The cellular mechanisms underlying hereditary photoreceptor degeneration are still poorly understood, a problem that is exacerbated by the enormous genetic heterogeneity of this disease group. However, the last decade has yielded a wealth of new knowledge on degenerative pathways and their diversity. Notably, a central role of cGMP-signalling has surfaced for photoreceptor cell death triggered by a subset of disease-causing mutations.

In this review, we examine key aspects relevant for photoreceptor degeneration of hereditary origin. The topics covered include energy metabolism, epigenetics, protein quality control, as well as cGMP- and Ca²⁺-signalling, and how the related molecular and metabolic processes may trigger photoreceptor demise. We compare and integrate evidence on different cell death mechanisms that have been associated with photoreceptor degeneration, including apoptosis, necrosis, necroptosis, and PARthanatos. A special focus is then put on the mechanisms of cGMP-dependent cell death and how exceedingly high photoreceptor cGMP levels may cause activation of Ca²⁺-dependent calpain-type proteases, histone deacetylases and poly-ADP-ribose polymerase. An evaluation of the available literature reveals that a large group of patients suffering from hereditary photoreceptor degeneration carry mutations that are likely to trigger cGMP-dependent cell death, making this pathway a prime target for future therapy development.

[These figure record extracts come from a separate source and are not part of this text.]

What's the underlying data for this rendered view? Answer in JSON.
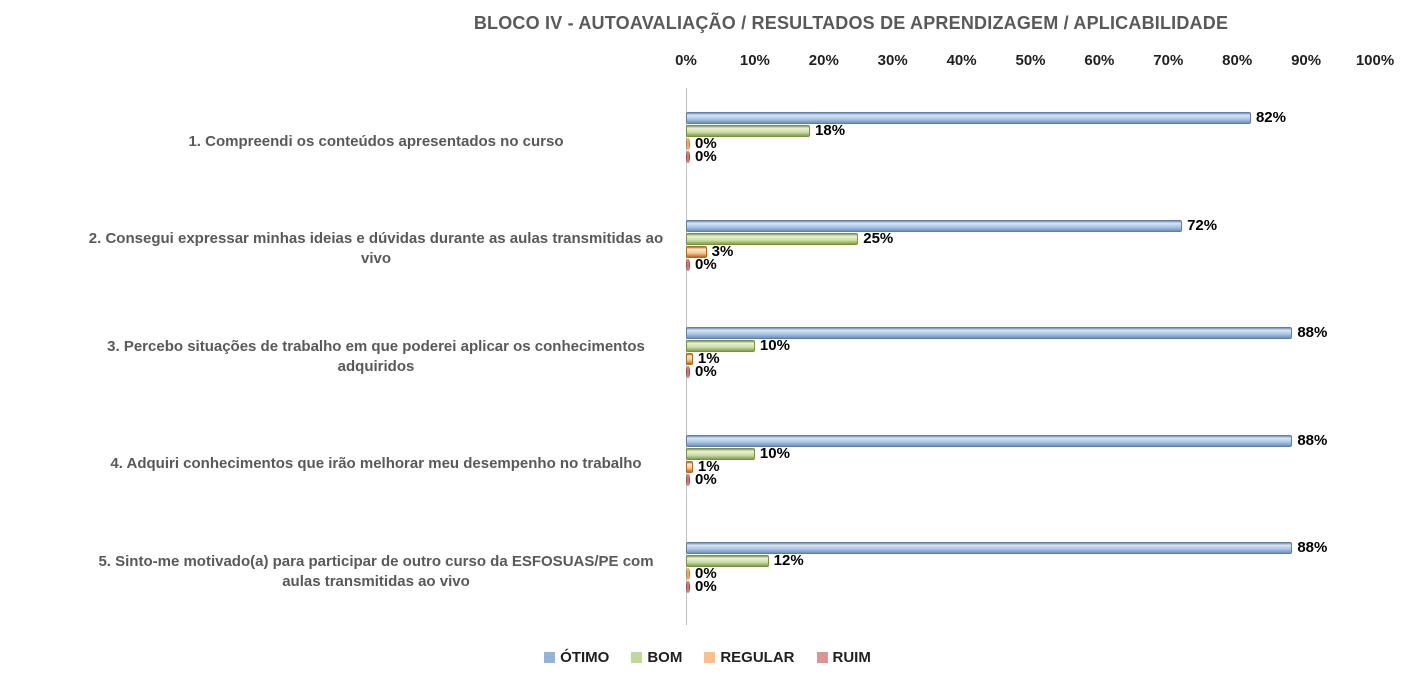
{
  "chart_data": {
    "type": "bar",
    "orientation": "horizontal",
    "title": "BLOCO IV - AUTOAVALIAÇÃO / RESULTADOS DE APRENDIZAGEM / APLICABILIDADE",
    "categories": [
      "1. Compreendi os conteúdos apresentados no curso",
      "2. Consegui expressar minhas ideias e dúvidas durante as aulas transmitidas ao vivo",
      "3. Percebo situações de trabalho em que poderei aplicar os conhecimentos adquiridos",
      "4. Adquiri conhecimentos que irão melhorar meu desempenho no trabalho",
      "5. Sinto-me motivado(a) para participar de outro curso da ESFOSUAS/PE com aulas transmitidas ao vivo"
    ],
    "series": [
      {
        "name": "ÓTIMO",
        "values": [
          82,
          72,
          88,
          88,
          88
        ],
        "legend_color": "#95B3D7",
        "fill_light": "#d9e5f5",
        "fill_mid": "#a6c3ea",
        "fill_dark": "#7090b8",
        "border": "#637ea4"
      },
      {
        "name": "BOM",
        "values": [
          18,
          25,
          10,
          10,
          12
        ],
        "legend_color": "#C3D69B",
        "fill_light": "#e9f0d8",
        "fill_mid": "#cadfa2",
        "fill_dark": "#84995a",
        "border": "#77933C"
      },
      {
        "name": "REGULAR",
        "values": [
          0,
          3,
          1,
          1,
          0
        ],
        "legend_color": "#FAC090",
        "fill_light": "#fdebd2",
        "fill_mid": "#fbc18e",
        "fill_dark": "#b06d1e",
        "border": "#a96a24"
      },
      {
        "name": "RUIM",
        "values": [
          0,
          0,
          0,
          0,
          0
        ],
        "legend_color": "#D99694",
        "fill_light": "#eccfce",
        "fill_mid": "#d99694",
        "fill_dark": "#97423f",
        "border": "#8a3634"
      }
    ],
    "ticks": [
      "0%",
      "10%",
      "20%",
      "30%",
      "40%",
      "50%",
      "60%",
      "70%",
      "80%",
      "90%",
      "100%"
    ],
    "xlim": [
      0,
      100
    ],
    "value_suffix": "%",
    "grid": false,
    "legend_position": "bottom",
    "axis_line_color": "#bfbfbf",
    "text_colors": {
      "title": "#595959",
      "category": "#595959",
      "tick": "#1f1f1f",
      "value": "#000000",
      "legend": "#1f1f1f"
    }
  }
}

Finally, an outlook is given into technological and methodological developments that will with time likely contribute to a comprehensive overview over the entire metabolic complexity of photoreceptor cell death. Building on such developments, new imaging technology and novel biomarkers may be used to develop clinical test strategies, that fully consider the genetic heterogeneity of hereditary retinal degenerations, in order to facilitate clinical testing of novel treatment approaches.

遗传性光感受器变性背后的细胞机制仍知之甚少，这一疾病群体的巨大遗传异质性加剧了这个问题。然而，最近十年产生了关于退化途径及其多样性的大量新知识。值得注意的是，cGMP信号传递的核心作用已经浮出水面，这些疾病是由一系列致病突变触发的感光细胞死亡。

在这篇综述中，我们研究了与遗传起源的光感受器变性有关的关键方面。涵盖的主题包括能量代谢，表观遗传学，蛋白质质量控​​制以及cGMP和Ca ²⁺信号传导，以及相关的分子和代谢过程如何触发光感受器死亡。我们比较并整合了与光感受器变性相关的不同细胞死亡机制的证据，包括细胞凋亡，坏死，坏死病和PARthanatos。然后特别关注cGMP依赖性细胞死亡的机制，以及过高的感光cGMP水平如何导致Ca ²⁺活化依赖性钙蛋白酶型蛋白酶，组蛋白脱乙酰基酶和聚ADP-核糖聚合酶。对现有文献的评估表明，患有遗传性光感受器变性的一大批患者携带可能触发cGMP依赖性细胞死亡的突变，从而使该途径成为未来治疗方法的主要目标。

最后，展望了技术和方法的发展，这些发展将随着时间的流逝而有助于对光感受器细胞死亡的整个代谢复杂性进行全面的概述。在这种发展的基础上，可以使用新的成像技术和新的生物标记物来开发临床测试策略，这些策略应充分考虑遗传性视网膜变性的遗传异质性，以便于对新的治疗方法进行临床测试。